Hay una verdad incómoda que muchas empresas y estrategas siguen ignorando:
A la gente no le importan las características de tu producto, solo quiere saber si resolverás su problema o necesidad.
El enfoque tradicional hoy ya es incorrecto: crear un producto o servicio y después buscar desesperadamente a quien vendérselo.
Tu producto solo es el vehículo. Piénsalo.
La comunicación de muchas empresas sigue obsesionándose con hablar de sí mismas: “tenemos la mejor tecnología”, “somos líderes”, “somos innovadores”, “tenemos 20 años de experiencia”, “contiene microesferas de aloe vera”, “su fórmula reforzada”. A nadie le importan las características ni cualidades, importa lo que SÍ funciona (¡atención champús para detener la calvicie!).
Seth Godin lo resumió hace algunos años con una frase que debería estar grabada en los muros de las direcciones de comunicación y marketing de todas las compañías:
“No busques clientes para tus productos. Busca productos para tus clientes.”
La diferencia parece semántica, pero en realidad es puramente estratégica.
Cuando se comunica para un producto, se habla desde el ego corporativo.
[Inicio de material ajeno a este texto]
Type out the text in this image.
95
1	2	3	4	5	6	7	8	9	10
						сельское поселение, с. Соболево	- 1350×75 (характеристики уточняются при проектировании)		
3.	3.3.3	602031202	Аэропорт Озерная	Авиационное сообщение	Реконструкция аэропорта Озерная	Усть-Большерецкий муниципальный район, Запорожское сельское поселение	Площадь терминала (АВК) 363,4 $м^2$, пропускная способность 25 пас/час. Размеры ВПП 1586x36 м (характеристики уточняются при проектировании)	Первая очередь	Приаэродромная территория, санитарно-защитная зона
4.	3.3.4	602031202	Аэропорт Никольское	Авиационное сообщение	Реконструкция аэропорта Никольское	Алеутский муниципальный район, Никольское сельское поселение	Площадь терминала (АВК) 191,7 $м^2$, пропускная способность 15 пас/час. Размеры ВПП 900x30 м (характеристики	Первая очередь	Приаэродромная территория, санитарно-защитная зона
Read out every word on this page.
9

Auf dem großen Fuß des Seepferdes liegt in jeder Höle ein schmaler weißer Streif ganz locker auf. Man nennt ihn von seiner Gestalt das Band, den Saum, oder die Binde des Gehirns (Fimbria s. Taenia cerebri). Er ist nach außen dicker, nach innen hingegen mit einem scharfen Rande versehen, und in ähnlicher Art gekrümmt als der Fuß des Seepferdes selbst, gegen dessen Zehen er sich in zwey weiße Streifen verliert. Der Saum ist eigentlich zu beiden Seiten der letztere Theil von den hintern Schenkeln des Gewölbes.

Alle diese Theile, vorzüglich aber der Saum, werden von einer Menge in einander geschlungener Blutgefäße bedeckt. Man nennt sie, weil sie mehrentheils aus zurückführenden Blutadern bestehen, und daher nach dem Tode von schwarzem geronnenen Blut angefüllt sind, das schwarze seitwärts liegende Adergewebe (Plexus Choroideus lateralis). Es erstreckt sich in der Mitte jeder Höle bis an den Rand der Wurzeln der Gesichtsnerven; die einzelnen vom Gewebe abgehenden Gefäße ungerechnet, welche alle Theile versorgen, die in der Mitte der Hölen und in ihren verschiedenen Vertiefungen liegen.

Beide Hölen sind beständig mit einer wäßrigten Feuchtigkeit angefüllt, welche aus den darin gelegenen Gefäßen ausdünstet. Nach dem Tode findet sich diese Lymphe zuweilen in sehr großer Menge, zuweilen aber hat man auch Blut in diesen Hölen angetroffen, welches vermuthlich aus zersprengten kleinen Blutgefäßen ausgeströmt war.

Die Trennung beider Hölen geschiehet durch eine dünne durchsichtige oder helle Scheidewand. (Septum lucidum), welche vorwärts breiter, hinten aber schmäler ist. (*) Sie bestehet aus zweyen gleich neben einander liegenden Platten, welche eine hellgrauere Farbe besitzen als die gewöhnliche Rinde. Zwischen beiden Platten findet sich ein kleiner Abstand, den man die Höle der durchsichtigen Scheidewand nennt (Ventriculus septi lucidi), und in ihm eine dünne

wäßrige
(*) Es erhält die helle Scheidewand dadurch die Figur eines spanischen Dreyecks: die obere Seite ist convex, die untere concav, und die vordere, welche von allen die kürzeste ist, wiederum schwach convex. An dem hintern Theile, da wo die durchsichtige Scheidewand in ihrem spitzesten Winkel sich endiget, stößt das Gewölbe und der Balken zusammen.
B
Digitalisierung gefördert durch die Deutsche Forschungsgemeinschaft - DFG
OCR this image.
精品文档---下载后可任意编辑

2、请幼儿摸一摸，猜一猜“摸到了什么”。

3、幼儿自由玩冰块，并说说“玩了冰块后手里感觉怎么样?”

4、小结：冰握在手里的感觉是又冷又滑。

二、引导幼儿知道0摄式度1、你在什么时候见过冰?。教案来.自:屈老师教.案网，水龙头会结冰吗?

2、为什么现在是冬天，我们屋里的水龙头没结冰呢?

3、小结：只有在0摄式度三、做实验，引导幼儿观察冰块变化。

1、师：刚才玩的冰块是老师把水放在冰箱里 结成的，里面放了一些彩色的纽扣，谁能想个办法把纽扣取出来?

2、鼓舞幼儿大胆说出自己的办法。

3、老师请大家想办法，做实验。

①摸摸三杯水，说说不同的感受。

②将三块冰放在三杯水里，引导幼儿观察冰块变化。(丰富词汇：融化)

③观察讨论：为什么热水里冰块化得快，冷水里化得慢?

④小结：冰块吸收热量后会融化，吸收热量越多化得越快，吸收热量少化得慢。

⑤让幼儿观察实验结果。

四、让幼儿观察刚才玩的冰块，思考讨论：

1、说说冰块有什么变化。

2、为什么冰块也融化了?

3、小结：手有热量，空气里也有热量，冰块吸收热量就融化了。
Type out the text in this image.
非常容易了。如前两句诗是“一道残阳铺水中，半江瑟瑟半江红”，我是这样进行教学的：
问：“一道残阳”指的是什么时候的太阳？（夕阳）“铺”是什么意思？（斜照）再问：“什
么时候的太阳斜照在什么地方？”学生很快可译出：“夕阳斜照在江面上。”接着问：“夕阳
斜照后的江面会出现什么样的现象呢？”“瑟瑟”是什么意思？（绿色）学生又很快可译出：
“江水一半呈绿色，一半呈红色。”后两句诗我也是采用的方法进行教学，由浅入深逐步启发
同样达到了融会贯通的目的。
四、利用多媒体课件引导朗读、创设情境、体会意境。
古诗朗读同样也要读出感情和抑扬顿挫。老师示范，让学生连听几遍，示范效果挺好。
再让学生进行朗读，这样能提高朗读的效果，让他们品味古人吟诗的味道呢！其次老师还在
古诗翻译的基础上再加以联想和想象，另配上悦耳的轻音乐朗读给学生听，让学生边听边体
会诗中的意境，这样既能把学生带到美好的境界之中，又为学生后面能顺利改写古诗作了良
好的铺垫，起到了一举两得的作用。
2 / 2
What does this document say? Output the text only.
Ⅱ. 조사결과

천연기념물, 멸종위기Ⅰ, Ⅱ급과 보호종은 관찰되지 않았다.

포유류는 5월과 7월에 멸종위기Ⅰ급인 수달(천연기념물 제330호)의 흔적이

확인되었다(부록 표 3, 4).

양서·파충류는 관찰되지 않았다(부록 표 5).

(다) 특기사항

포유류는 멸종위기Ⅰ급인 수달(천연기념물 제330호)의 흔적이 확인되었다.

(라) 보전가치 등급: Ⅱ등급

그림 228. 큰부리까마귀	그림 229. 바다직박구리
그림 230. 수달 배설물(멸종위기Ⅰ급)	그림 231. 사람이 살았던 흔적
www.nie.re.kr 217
Pero cuando la comunicación escucha primero a sus clientes y está enfocada en ellos, habla desde la empatía.
Lo vemos todos los días:
Mientras muchas marcas siguen saturando las redes sociales con campañas centradas en características técnicas, trends y modas, otras ya han comprendido que el verdadero valor está en entender de inicio por qué existe el producto y cuál es su misión.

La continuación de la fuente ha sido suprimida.